Rajani Sinha, chief economist at CARE Ratings, says that while the decline in inflation is comforting, it remains to be seen if it sustains, given the weak prospects for the kharif harvest and expected hit to rabi sowing amid lower reservoir levels in major agricultural states.
“The First Advance Estimates of kharif crop production paint a grim picture for cereals and pulses output — categories witnessing sticky double-digit inflation.
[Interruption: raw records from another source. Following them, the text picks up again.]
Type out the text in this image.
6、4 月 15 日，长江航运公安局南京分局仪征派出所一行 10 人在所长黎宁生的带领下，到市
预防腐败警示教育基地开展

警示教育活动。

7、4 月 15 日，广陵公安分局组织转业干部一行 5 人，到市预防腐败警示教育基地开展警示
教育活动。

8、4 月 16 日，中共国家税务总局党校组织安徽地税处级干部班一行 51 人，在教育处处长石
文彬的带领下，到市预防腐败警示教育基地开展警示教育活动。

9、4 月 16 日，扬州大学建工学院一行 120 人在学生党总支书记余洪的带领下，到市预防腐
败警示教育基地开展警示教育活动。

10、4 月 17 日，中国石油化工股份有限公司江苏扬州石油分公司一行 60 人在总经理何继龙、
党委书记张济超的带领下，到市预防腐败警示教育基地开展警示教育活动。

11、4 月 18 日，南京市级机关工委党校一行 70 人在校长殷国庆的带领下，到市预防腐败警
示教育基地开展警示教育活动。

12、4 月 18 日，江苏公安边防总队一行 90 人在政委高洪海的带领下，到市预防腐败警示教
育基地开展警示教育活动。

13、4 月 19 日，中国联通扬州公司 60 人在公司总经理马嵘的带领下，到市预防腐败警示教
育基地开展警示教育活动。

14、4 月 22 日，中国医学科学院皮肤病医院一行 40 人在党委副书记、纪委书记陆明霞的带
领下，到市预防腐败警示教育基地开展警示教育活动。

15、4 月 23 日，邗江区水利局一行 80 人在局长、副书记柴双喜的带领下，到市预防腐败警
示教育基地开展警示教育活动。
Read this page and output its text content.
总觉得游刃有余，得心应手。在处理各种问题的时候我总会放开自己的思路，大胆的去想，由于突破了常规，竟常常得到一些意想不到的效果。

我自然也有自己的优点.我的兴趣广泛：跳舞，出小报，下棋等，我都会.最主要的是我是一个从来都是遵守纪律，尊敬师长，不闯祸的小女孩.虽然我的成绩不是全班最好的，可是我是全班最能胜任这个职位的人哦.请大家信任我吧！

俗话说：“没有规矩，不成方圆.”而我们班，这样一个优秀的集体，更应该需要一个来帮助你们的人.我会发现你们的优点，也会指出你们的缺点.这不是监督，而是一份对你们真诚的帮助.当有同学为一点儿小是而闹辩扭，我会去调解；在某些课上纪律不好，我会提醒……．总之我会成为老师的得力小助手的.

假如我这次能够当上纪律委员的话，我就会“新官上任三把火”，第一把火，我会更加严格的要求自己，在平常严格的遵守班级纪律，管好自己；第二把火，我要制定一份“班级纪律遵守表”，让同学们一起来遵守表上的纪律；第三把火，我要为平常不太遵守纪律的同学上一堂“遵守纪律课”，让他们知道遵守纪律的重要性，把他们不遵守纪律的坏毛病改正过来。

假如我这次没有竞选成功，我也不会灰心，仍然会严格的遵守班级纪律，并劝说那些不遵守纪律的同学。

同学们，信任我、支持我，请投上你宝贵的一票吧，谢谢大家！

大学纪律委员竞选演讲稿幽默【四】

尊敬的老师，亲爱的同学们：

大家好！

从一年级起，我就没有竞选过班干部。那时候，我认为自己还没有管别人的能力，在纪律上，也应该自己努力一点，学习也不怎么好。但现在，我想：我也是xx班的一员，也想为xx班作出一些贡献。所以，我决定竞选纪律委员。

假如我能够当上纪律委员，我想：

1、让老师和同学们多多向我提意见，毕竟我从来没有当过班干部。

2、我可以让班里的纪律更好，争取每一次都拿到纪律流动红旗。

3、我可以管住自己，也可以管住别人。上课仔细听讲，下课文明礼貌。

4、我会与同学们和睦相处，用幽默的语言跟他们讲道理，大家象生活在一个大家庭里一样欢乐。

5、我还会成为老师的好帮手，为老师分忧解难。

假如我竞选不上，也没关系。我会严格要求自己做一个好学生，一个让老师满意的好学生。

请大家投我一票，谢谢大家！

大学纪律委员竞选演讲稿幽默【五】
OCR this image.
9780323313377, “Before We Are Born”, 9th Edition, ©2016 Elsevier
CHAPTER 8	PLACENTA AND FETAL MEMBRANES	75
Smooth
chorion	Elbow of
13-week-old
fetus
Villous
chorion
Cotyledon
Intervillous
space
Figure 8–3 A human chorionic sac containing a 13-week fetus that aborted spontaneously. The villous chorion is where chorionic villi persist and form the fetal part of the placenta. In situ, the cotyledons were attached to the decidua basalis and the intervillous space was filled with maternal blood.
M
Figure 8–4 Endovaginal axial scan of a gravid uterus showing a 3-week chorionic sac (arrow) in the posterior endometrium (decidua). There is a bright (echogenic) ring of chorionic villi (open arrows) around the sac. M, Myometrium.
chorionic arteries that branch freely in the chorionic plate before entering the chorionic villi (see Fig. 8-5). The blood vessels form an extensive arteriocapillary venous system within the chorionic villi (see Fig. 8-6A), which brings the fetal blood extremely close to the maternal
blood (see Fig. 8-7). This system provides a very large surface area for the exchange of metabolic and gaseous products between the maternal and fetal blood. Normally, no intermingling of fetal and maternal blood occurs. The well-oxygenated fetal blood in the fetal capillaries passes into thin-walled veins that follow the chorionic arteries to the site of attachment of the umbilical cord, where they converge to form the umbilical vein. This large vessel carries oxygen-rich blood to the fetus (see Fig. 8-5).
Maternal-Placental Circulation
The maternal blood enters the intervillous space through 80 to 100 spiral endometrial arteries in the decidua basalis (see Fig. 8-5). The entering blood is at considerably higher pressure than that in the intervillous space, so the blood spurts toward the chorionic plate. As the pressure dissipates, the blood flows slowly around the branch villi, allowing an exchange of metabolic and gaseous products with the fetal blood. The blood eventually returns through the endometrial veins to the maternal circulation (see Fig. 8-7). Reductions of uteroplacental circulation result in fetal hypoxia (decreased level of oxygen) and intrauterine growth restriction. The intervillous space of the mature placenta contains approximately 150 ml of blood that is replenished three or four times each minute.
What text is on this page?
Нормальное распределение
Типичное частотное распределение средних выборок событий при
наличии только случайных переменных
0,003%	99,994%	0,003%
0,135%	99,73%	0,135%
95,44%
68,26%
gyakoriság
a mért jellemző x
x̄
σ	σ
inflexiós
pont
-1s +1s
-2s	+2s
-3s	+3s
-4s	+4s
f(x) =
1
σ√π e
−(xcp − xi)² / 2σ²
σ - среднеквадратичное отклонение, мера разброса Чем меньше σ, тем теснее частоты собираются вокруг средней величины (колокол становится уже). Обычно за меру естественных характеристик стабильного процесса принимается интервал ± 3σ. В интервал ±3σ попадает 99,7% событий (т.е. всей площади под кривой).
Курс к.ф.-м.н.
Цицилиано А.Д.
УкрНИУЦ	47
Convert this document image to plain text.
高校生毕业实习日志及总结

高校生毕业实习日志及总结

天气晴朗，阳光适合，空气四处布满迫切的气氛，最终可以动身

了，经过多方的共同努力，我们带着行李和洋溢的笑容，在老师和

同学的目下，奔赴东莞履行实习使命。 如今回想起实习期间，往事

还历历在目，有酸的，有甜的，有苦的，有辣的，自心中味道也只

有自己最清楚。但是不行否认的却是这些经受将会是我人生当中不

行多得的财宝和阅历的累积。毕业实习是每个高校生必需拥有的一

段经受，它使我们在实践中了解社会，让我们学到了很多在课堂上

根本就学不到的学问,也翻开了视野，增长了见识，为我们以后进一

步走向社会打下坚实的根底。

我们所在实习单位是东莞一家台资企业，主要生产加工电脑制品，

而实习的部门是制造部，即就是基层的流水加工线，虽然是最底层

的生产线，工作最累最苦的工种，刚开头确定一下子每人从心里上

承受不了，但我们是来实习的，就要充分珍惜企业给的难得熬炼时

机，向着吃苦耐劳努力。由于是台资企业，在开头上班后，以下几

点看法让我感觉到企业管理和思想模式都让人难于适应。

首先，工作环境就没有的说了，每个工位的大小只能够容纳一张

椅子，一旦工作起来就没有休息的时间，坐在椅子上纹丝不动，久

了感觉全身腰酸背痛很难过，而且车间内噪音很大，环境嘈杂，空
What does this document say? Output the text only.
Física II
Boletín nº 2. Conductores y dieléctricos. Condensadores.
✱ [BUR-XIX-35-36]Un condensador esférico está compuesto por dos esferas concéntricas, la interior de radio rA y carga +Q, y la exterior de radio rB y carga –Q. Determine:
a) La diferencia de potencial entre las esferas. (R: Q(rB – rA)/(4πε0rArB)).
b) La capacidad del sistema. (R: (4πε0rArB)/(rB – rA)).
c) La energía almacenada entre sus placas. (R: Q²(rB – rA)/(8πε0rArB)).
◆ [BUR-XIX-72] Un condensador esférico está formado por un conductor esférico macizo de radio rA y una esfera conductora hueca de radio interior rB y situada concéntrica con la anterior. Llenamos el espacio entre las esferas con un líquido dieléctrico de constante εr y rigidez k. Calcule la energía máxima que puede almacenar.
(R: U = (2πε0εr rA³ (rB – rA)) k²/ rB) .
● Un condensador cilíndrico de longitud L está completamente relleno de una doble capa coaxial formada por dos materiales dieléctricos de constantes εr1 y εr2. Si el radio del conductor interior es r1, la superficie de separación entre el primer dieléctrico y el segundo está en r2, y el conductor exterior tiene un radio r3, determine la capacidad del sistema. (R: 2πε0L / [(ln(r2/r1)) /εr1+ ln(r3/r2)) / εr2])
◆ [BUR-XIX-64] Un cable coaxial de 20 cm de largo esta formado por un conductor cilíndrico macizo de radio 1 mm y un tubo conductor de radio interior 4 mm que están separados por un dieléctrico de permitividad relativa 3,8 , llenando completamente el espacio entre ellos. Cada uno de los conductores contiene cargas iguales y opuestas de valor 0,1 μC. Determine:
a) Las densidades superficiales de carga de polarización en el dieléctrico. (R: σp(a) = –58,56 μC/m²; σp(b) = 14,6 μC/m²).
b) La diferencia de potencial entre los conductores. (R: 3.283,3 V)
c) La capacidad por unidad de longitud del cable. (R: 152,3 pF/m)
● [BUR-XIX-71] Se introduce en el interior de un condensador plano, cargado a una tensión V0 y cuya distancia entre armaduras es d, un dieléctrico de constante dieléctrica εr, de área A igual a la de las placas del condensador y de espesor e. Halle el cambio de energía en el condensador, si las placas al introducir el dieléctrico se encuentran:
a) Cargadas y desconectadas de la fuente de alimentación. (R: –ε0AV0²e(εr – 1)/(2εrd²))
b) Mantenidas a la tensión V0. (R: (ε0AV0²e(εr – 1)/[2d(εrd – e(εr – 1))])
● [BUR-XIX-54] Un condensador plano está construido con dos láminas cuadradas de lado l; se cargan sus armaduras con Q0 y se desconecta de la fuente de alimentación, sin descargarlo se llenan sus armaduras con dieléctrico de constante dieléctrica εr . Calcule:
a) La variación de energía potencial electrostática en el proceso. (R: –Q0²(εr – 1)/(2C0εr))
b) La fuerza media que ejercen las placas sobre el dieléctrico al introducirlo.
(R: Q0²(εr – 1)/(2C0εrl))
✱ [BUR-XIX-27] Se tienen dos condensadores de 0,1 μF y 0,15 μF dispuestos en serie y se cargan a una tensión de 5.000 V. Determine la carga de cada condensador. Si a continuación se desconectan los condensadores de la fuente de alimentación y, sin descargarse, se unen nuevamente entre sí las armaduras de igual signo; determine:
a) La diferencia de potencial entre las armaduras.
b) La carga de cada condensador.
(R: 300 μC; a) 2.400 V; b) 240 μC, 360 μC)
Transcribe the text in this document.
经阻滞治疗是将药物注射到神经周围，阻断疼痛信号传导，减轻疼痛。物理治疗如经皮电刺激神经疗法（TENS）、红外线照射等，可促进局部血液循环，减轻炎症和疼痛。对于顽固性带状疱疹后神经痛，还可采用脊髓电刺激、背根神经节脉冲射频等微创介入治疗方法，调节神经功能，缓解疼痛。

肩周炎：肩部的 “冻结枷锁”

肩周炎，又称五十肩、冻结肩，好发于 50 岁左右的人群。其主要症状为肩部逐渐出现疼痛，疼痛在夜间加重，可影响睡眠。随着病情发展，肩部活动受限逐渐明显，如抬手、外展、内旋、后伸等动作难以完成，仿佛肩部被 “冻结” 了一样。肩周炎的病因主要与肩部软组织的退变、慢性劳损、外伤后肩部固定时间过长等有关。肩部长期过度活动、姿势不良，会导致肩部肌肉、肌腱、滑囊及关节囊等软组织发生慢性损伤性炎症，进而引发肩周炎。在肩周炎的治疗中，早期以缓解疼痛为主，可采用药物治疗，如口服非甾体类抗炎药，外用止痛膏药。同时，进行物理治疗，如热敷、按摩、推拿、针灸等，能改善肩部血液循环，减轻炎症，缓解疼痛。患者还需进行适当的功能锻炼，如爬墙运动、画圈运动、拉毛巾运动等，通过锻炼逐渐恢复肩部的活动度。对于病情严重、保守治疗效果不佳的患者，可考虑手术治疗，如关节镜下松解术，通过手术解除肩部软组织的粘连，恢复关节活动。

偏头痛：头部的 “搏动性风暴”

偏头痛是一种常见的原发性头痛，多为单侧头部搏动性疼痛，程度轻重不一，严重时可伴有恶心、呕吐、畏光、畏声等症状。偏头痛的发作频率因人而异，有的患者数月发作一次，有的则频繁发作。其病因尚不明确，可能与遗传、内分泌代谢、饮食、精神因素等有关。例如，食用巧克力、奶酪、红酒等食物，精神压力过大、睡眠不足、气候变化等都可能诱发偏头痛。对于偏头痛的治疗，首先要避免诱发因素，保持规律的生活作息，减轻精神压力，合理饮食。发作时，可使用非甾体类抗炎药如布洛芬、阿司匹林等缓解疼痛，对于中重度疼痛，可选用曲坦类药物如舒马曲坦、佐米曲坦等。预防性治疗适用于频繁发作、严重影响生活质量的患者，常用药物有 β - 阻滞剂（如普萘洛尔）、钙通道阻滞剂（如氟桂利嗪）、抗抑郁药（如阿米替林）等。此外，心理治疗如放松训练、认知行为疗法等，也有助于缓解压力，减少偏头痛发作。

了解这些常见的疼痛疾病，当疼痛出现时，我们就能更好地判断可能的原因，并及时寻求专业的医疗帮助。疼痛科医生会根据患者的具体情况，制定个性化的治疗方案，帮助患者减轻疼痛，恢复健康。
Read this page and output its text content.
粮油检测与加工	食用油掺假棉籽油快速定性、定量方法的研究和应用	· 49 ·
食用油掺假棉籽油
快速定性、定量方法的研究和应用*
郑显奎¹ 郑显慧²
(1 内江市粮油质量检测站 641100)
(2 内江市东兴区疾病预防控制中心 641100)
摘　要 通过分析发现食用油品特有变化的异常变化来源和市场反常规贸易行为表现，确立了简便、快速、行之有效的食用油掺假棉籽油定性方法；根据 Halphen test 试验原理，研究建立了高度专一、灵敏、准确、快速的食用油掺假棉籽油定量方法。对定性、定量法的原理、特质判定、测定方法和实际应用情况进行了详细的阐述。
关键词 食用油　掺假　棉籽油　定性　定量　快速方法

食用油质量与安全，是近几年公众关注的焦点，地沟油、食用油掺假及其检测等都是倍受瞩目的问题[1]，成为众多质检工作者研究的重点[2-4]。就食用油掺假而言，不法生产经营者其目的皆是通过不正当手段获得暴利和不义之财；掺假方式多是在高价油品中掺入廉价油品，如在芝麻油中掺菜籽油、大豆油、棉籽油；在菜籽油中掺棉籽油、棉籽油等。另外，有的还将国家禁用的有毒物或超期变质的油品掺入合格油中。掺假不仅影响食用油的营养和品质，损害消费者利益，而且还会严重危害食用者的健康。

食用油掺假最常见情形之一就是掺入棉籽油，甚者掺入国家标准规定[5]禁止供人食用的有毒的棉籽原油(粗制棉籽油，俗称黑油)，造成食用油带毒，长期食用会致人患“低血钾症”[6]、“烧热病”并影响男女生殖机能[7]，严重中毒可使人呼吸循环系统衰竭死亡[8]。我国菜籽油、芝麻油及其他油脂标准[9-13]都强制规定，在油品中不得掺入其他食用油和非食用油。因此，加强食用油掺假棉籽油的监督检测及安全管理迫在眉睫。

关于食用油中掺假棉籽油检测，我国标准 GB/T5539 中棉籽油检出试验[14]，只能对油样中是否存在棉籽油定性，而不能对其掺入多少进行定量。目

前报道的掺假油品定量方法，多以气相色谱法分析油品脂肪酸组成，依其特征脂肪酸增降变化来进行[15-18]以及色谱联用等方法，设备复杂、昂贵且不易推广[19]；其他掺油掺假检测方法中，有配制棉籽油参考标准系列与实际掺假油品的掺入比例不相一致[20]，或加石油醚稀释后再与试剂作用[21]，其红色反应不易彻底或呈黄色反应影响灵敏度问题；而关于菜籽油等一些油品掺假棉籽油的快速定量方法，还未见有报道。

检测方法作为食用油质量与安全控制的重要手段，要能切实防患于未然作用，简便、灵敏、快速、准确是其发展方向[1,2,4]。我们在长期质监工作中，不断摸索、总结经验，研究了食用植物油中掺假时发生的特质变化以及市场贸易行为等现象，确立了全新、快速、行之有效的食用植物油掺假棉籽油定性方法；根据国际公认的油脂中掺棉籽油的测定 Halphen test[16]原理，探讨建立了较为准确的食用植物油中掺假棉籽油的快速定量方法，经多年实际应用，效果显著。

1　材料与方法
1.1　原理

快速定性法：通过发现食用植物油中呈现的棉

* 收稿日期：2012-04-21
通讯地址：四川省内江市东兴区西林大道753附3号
This poses an upside risk to the overall inflation outlook,” she added.
Echoing similar views, Madan Sabnavis, chief economist at Bank of Baroda, says that though the virtually unchanged food prices index indicates stable inflation, it does not provide any comfort from the monetary policy stance, and a cautious approach would be the way forward as the kharif shortfalls would manifest in the coming months as the harvest is one month old now.
Earlier last month, the RBI’s monetary policy committee (MPC) had unanimously kept the repo rate unchanged at 6.5 per cent for a fourth consecutive policy review and maintained the “withdrawal of accommodation” stance.
The central bank had also retained its forecast for retail inflation at 5.4 per cent for 2023-24 (FY24). However, it had revised upwards its inflation forecast for the second quarter of FY24 to 6.4 per cent from 6.2 per cent and downwards for the third quarter to 5.6 per cent from 5.7 per cent.
“However, with risks tilted to the upside, the central bank is expected to remain vigilant and maintain its hawkish policy tone in the upcoming policy meeting. Any monetary policy change can be expected only in the second quarter of 2024-25 when CPI inflation moves closer to the RBI’s 4 per cent medium-term inflation target,” said Sinha.
Aditi Nayar, chief economist at ICRA, also said that the MPC is expected to maintain a hawkish tone amidst a status quo on the rates and stance in its upcoming policy meeting.
Core inflation, which excludes food and fuel components, came in below 5 per cent in October, as prices of clothing and footwear (4.31 per cent), housing (3.8 per cent), and services like recreation (3.27 per cent), education (5.07 per cent), health (5.88 per cent), personal care (7.84 per cent), and transport (1.96 per cent) saw deceleration during the month. Meanwhile, fuel prices (minus 0.39 per cent) contracted for the second consecutive month in October.